Orwell, You Should Be Here Now

            In 1946 George Orwell published one of the most famous essays of the past century.  Entitled “Politics and the English Language,” it contained sentences such as “In our time, political speech and writing are largely the defense of the indefensible.” It also prefigured the slogans of his 1984 Big Brother:
War is Peace
Freedom is Slavery
Ignorance is Strength
            It would be impossible to list all the ways these statements prefigure the events of 2015-16, and I don’t intent to try.  Instead I want to focus on the ways those who should have been, and should still be, standing against the indefensible and the contradictory have fallen into the traps Orwell described.
            One of the first was New York Times Public Editor Liz Spade’ s September 10 piece arguing that journalists should not exercise any degree of judgment between positions and candidates, no matter how clear the issues might be.  (At that time I cancelled my subscription to the Times.)  Had we not had innumerable articles that presented the Republican’s and Hillary Clinton’s positions without comment, who knows how many minds might have been changed.
            Now that the unthinkable has happens, I  see an even more depressing example of what might be called diplomacy, but is really Orwellian doublespeak, coming from two of my all-time favorite politicians (and people).  In the last week, President Obama and former Massachusetts governor Deval Patrick has each made parallel statements that shock me.  Obama said to the Republican, “If you succeed then the country succeeds.”  Deval Patrick almost paraphrased this in the Boston Globe, “I will pray for the President’s success and the success of the country.” 
            Did they actually say that?  If the Republican succeeds in deporting millions of undocumented workers, splitting families, eviscerating environmental protections, repealing the Affordable Care Act, weakening our relations with our European allies, closing our country to foreigners whose views of America don’t square with his, abolishing the Department of Education, defunding Planned Parenthood, and on and on, then the country succeeds?

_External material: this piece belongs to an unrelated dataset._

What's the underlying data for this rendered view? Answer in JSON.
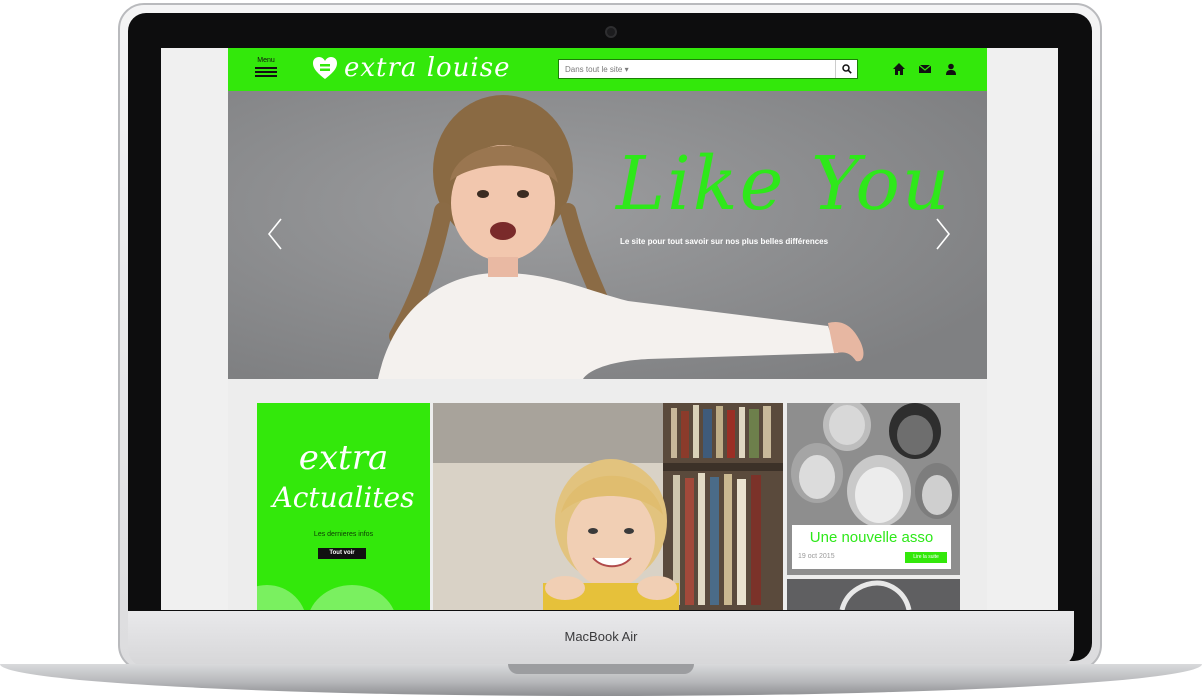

            In fact, if either of them believes this, then they should be perfectly indifferent to who won the election.   Because the theory that presidential success the national success, besides being complete nonsense, means there’s no point in campaigning.  Just give someone the job and pray for their success.  (We probably cold have done just as well if we did that, and saved months of torment and billions of dollars.)
            I’m with Elizabeth Warren, who said "You start every fight by being clear so the people on the other side understand: These are the places I’ll help you, these are the places I’ll do everything I can to block you. We are not turning this country over to what Donald Trump has sold. We’re just not.” As John  Oliver said on Sunday, the worst thing we can do is normalize this state of affairs.
            As John  Oliver said on Sunday, the worst thing we can do is normalize this state of affairs.  Keep the words “not normal” on your refrigerator, your screen saver, or wherever else you’ll see them.  This is Vietnam, it’s Germany 1933.  Don’t sit back.